Michael Billington, The Guardian

★★★

" However welcome it is to see Sheena Easton on stage – and the dancing is excellent – there is something curiously heartless about this revival of a musical first seen on Broadway in 1980. In all honesty, I’ve been more moved by a military tattoo."

"It is, however, just as well that the dancing distracts us from some of Dubin’s dubiously sexist lyrics. In this day and age it is astonishing to hear the chorus sing, in "Keep Young and Beautiful", 'What’s cute about a little cutie is her beauty, not brains.' "

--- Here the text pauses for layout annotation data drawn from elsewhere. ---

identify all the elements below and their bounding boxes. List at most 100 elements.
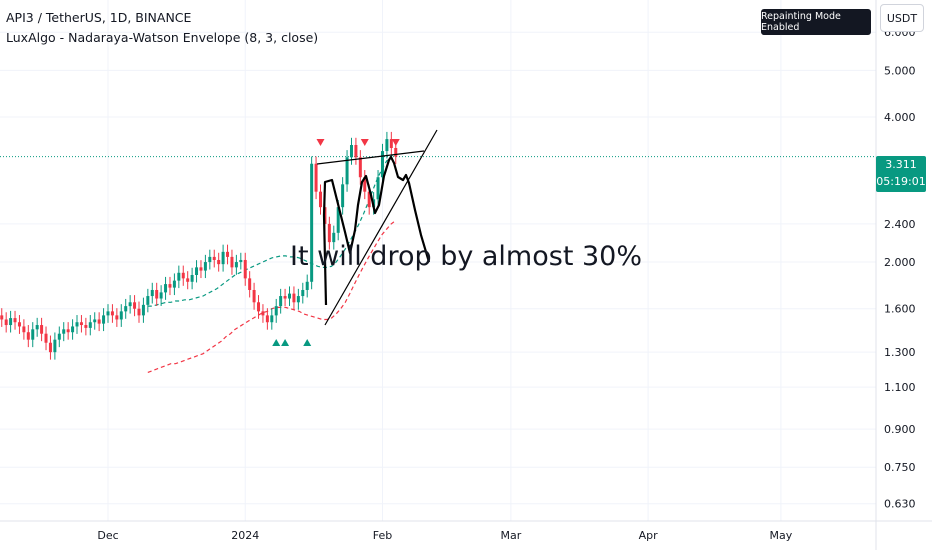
candle: [97, 319, 101, 324]
candle: [102, 315, 106, 324]
candle: [385, 139, 389, 152]
candle: [146, 296, 150, 305]
candle: [270, 315, 274, 323]
candle: [164, 284, 168, 293]
candle: [274, 306, 278, 316]
y-tick-label: 1.100: [884, 381, 916, 394]
candle: [35, 325, 39, 330]
candle: [212, 256, 216, 260]
currency-button[interactable]: USDT: [880, 4, 924, 32]
candle: [128, 302, 132, 307]
candle: [124, 306, 128, 312]
x-tick-label: 2024: [231, 529, 259, 542]
candle: [31, 329, 35, 340]
candle: [17, 322, 21, 327]
candle: [239, 259, 243, 263]
candle: [48, 342, 52, 353]
candle: [208, 256, 212, 263]
wedge-lower-line: [324, 129, 438, 326]
candle: [349, 144, 353, 158]
repainting-badge: Repainting Mode Enabled: [761, 9, 871, 35]
candle: [44, 333, 48, 343]
candle: [380, 151, 384, 178]
candle: [40, 325, 44, 334]
symbol-title[interactable]: API3 / TetherUS, 1D, BINANCE: [6, 10, 192, 25]
candle: [71, 326, 75, 333]
candle: [221, 251, 225, 265]
x-tick-label: Mar: [500, 529, 521, 542]
y-tick-label: 2.000: [884, 256, 916, 269]
candle: [133, 302, 137, 309]
candle: [243, 259, 247, 279]
candle: [283, 296, 287, 299]
candle: [66, 329, 70, 333]
candle: [150, 289, 154, 297]
candle: [75, 322, 79, 327]
candle: [376, 177, 380, 200]
candle: [62, 329, 66, 334]
candle: [53, 339, 57, 353]
x-tick-label: Dec: [97, 529, 118, 542]
candle: [327, 223, 331, 243]
candle: [217, 259, 221, 265]
candle: [115, 315, 119, 320]
annotation-text[interactable]: It will drop by almost 30%: [290, 241, 643, 272]
candle: [93, 319, 97, 323]
y-tick-label: 5.000: [884, 64, 916, 77]
candle: [195, 267, 199, 276]
candle: [252, 289, 256, 303]
candle: [203, 262, 207, 271]
candle: [363, 177, 367, 192]
candle: [314, 163, 318, 192]
candle: [279, 296, 283, 307]
candle: [389, 139, 393, 149]
sell-signal-icon: [360, 139, 369, 146]
candle: [292, 293, 296, 303]
candle: [288, 293, 292, 299]
candle: [4, 319, 8, 326]
candle: [168, 284, 172, 288]
bar-countdown: 05:19:01: [876, 175, 926, 188]
candle: [106, 311, 110, 316]
candle: [341, 184, 345, 208]
candle: [265, 315, 269, 323]
candle: [119, 311, 123, 320]
candle: [336, 207, 340, 233]
candle: [159, 292, 163, 299]
candle: [305, 281, 309, 290]
wedge-upper-line: [316, 150, 425, 165]
x-tick-label: Feb: [373, 529, 392, 542]
candle: [84, 325, 88, 328]
candle: [248, 278, 252, 290]
candle: [141, 304, 145, 316]
candle: [88, 322, 92, 328]
indicator-legend[interactable]: LuxAlgo - Nadaraya-Watson Envelope (8, 3…: [6, 30, 319, 45]
candle: [345, 157, 349, 185]
y-tick-label: 4.000: [884, 111, 916, 124]
y-tick-label: 1.600: [884, 303, 916, 316]
sell-signal-icon: [391, 139, 400, 146]
y-tick-label: 2.400: [884, 218, 916, 231]
candle: [13, 318, 17, 323]
candle: [190, 275, 194, 282]
candle: [26, 332, 30, 340]
candle: [177, 272, 181, 281]
candle: [257, 302, 261, 312]
y-tick-label: 1.300: [884, 346, 916, 359]
last-price-value: 3.311: [885, 158, 917, 171]
candle: [22, 326, 26, 333]
last-price-tag: 3.311 05:19:01: [876, 156, 926, 192]
candle: [358, 157, 362, 178]
buy-signal-icon: [281, 339, 290, 346]
upper-envelope: [147, 151, 397, 307]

"What keeps the show alive are the dances, and Bramble as director and Randy Skinner as choreographer stage them with well-drilled exactitude… Much of the best work comes from the minor characters: in "Shuffle Off To Buffalo", Christopher Howell as an errant groom and Emma Caffrey as his luscious bride provide welcome comic relief."

Alice Saville, Time Out

★★★★

"This show has a few talents that help it rise above the mundane. Firstly, the wisecracking book, which is full of bitter, sharp-eyed one liners. Like the bit where a crowd of broke chorus girls turn up at a diner and order ‘Five cups of boiling water, one teabag’. "

"But most of all, this show socks you over the head with good old-fashioned spectacle. In an era where most homegrown musicals rely on a couple of all-purpose sets and some moody lighting, it’s dazzlingly lavish and bright. The huge tapdancing chorus fill the stage in glitter-tastic costume after costume, and perform kaleidoscopic dance routines that resemble the hallucinations you might get after drinking absinthe in a Tiffany showroom."

Fiona Mountford, The Evening Standard

★★★

"The ultimate rags-to-riches, understudy-to-star musical fable of Broadway, is quite the tappiest show out."

"Particularly delightful is "We’re in the Money", a glittery number in gold sequins in which the dancers go to work atop large model dime coins."

"And yet. The characters are wafer-thin, the plot hokey and we simply don’t care whether ‘legendary’ (apparently) director Julian Marsh’s (Tom Lister) latest extravaganza will make it on the Big White Way once stroppy star Dorothy Brock (Sheena Easton) breaks her ankle."

42nd Street is currently booking at Theatre Royal Drury Lane until July 2017.